Furthermore, the active bridge chiplet which connects the individual dies using some integrated cache circuits isn’t on top of the die, rather it’s underneath the chiplets, embedded in the substrate. The active bridge chiplet links the various GPU chiplets, offering an external unified memory interface, allowing the chiplets to communicate with one other as well as synchronize workloads. The entire L3 cache exists on the same bridge chiplet which itself lies below the chiplets. Lastly, the memory channels connecting the memory to the GPU exist on each chiplet but are controlled by the primary chiplet alone.
As already mentioned at the beginning of the post, the three chiplets will be identical, each having the same design (due to production reasons), but the memory controller would only be enabled on the master or primary die. Each chiplet will have its own set of memory channels, but they will most likely be controlled by the master die and attached to the L3 cache on the active bridge. This means that if a single GPU chiplet has a bus width of 64-bits, two will result in a GPU with a bus width of 128-bit and three in 192-bit.
The most important (and problematic) aspect of multi-GPU configurations has been workload distribution between the different GPUs and synchronizing them in such a way that it leads to palpable gains over the single GPU configuration. AMD aims to solve this with the help of checkerboarding in its chiplet GPUs. Groups of mutually exclusive pixels (having no common pixels) spatially adjacent to one another will be rendered by the different chiplets, similar to how SFR (Split Frame Rendering) split the frame into two or more halves which were then rendered by the different GPUs.

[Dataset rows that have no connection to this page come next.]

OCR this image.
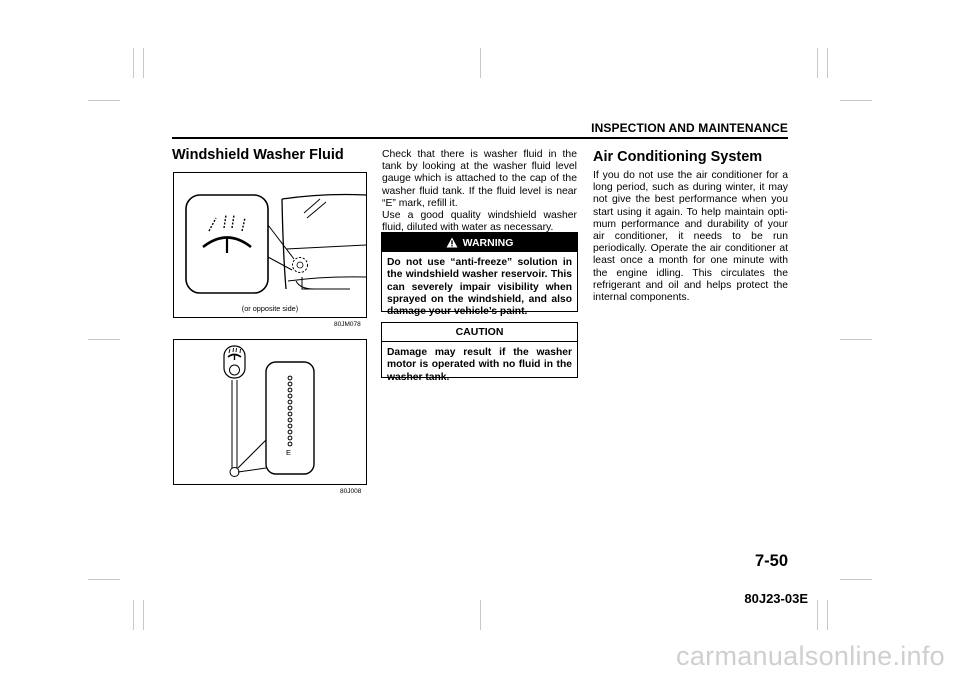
INSPECTION AND MAINTENANCE
Windshield Washer Fluid
(or opposite side)
80JM078
E
80J008
Check that there is washer fluid in the tank by looking at the washer fluid level gauge which is attached to the cap of the washer fluid tank. If the fluid level is near “E” mark, refill it.
Use a good quality windshield washer fluid, diluted with water as necessary.
WARNING
Do not use “anti-freeze” solution in the windshield washer reservoir. This can severely impair visibility when sprayed on the windshield, and also damage your vehicle’s paint.
CAUTION
Damage may result if the washer motor is operated with no fluid in the washer tank.
Air Conditioning System
If you do not use the air conditioner for a long period, such as during winter, it may not give the best performance when you start using it again. To help maintain opti-mum performance and durability of your air conditioner, it needs to be run periodically. Operate the air conditioner at least once a month for one minute with the engine idling. This circulates the refrigerant and oil and helps protect the internal components.
7-50
80J23-03E
carmanualsonline.info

However, in this case, the clustering will be more complex (with smaller checkerboards), preventing screen tearing and other AA-related problems. Each checkerboard (group of pixels) will be recognized as a work item (wave or part of a wave) sent over to different WGPs (Dual Compute Units) for processing and rendering. Furthermore, to make the distribution of the frame fine-grained, the screen geometry is divided at a mesh level (quads or triangles) in addition to screen space.
As for synchronization between the various chiplets, the command processors in each chiplet identify viable points in the pipeline and interrupt it, so that the rest of the chiplets can catch up. This will keep the various chiplets at the same work saturation, ensuring synchronization. Another important thing to keep in mind is that only the primary chiplet will issue waves to the secondary dies and communicate to the CPU via the bridge chiplet while also synchronizing.
Lastly, in terms of die configuration, we’re likely to see 2 or three chiplets as that’s the maximum TSMC’s CoWoS-L packaging technology is capable of at the moment. Furthermore, CoWoS-L technology is also entering mass production sometime in late 2021, right in time for the Navi 3x GPUs.